Tag: Brain Science

  • Correlated Response Fluctuations Between Cortical Neurons Rare

    The recent paper “Decorrelated neuronal Firing in Cortical Microcircuits” published January 29, 2010 in Science takes a new look at correlated response fluctuations among simultaneously recorded neurons in the cerebral cortex.

    This convincing study used very high quality simultaneous recordings from nearby neurons in the primary visual cortex to overcome technical challenges that may have contributed to a large body of literature that concludes that nearby neurons share significant common input based on correlated trial-to-trial variability in activity.

    They saw correlations near zero using a number of different stimulus protocols and experimental conditions. They then went on to artificially introduce into their experiments some of the possible confounding factors and reproduced the significant correlations observed in earlier papers. The authors conclude that either 1) “adjacent neurons share only a few percent of their inputs” or 2) “their activity is actively decorrelated.”

  • Information that Moves from the Eyeball to the Brain

    At the back inside of each of your eyeballs is a sheet of nerve tissue known as the retina. Signals move from the retina to the rest of the brain through only one kind of nerve cell (neuron) known as the retinal ganglion cell.

    Retinal ganglion cells communicate with the rest of the brain through a structure known as the thalamus and, more specifically, the part of the thalamus known as the lateral geniculate nucleus. So brain signals, known as spikes or action potentials, related to vision originate in the eyeball’s retina and are sent by retinal ganglion cells to the lateral geniculate nucleus of the thalamus from where they may travel to other brain structures.

    A new paper asks if spikes in the retina that carry the most visual information are being preferentially funneled through the thalamus. The research team also looked at the role that spike timing may play in the information transfer process from eyeball to brain.

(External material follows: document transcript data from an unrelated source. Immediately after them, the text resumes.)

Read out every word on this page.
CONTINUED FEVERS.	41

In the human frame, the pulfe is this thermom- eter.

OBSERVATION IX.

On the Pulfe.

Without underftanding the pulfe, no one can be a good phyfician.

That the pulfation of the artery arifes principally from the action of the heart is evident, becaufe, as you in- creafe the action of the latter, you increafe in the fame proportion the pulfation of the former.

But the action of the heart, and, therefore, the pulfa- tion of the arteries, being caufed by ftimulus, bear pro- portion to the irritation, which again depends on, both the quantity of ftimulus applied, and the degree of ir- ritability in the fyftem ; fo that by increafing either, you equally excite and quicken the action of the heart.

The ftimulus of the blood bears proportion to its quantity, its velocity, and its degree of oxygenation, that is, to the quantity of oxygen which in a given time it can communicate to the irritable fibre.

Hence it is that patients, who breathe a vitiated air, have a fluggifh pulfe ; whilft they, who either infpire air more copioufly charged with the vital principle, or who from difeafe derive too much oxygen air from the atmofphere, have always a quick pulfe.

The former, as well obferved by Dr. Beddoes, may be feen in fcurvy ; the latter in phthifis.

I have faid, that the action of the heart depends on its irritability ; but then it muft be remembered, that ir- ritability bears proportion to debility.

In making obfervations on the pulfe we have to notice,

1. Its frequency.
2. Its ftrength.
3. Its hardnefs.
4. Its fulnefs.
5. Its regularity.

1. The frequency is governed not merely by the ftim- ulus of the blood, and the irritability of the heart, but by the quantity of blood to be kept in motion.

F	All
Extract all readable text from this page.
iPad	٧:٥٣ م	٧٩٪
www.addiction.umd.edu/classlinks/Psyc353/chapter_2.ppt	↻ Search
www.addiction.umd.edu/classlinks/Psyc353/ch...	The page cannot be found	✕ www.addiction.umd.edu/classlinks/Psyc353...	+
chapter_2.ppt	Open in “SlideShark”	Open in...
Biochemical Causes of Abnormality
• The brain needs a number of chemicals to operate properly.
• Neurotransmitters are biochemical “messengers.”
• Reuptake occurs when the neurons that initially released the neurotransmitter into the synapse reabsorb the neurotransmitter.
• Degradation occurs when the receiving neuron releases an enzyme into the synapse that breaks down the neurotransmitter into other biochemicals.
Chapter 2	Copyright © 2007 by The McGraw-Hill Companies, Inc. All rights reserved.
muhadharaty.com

    (The paper “Spike Timing and Information Transmission at Retinogeniculate Synapses” was published October 13, 2010 in the Journal of Neuroscience.)

    The authors define a spike in a retinal ganglion cell followed after a short period (around 2.5 milliseconds) by a spike in an associated thalamic neuron as a relayed spike. Only a subset of spikes in the retina are relayed to the thalamus.

    The conclusion reached in the paper was that spikes carrying the most information were selectively relayed from the eyeball to the brain. They base this conclusion on the following results:

    • relayed spikes had a stronger correlation with the visual stimulus than non-relayed spikes.
    • short intervals between spikes were more effective at driving thalamic neuron responses than spikes that followed longer intervals.
    • relayed spikes occurred with significantly greater spike timing precision (less variance) than non-relayed spikes.
    • relayed spikes had significantly less variance in spike number than non-relayed spikes.
    • relayed spikes carried significantly greater information than non-relayed spikes.

    While the techniques and analysis appear sound I find myself ill at ease with this paper and its conclusions. It seems to me that at least the first of these findings is circular. A receptive field is a foundational idea in the brain sciences. Sensory system brain cells exhibit receptive fields that by definition show greatest response and shorter latencies to stimuli in particular parts of sensory space. The second finding follows directly from fundamental aspects of our understanding of how neurons process input. And the last three findings are straight forward consequences of filtering out the spikes that are less relevant to the receptive field of the thalamic neuron.

    Did we really learn anything new from this paper? Is the relay between the eyeball and the brain really acting like a filter or is there something more subtle going on where both “non-relayed” and “relayed” spikes are contributing to the code found in the thalamus? Do the authors present evidence to support the conjecture that retinal ganglion cells “appear to use discrete firing events as the symbols with which to encode the visual world?”

    Am I missing something?

  • Spikelets and Place Cells

    Spikelets are a small all-or-none signal in brain cells (neurons) thought to be distinct from spikes (technically called action potentials). A paper from earlier this year suggests that spikelets are important participants in signal processing in the brain.

    The paper is “Impact of Spikelets on Hippocampal CA1 Pyramidal Cell Activity During Spatial Exploration” published January 22, 2010 in Science.

    The research team recorded from inside neurons of awake and behaving rats to assess the role of spikelet activity while the animals moved through and explored their environment. Some evidence suggested that spikelets sometimes induced a spike to occur. They also saw spikelet activity show preference for place like with action potentials.

    Intriguing but where are these spikelets coming from? Are these correlations without causation? Various suggestions for how spikelets are generated include:

    • they result from direct action potential transmission through electrical coupling between cells
    • they are spikes being recorded long distance from the electrode in the cell body. Perhaps from the cell’s dendrites or axon.

    Spikelets may be important signals or they may be epiphenomena. What do you think?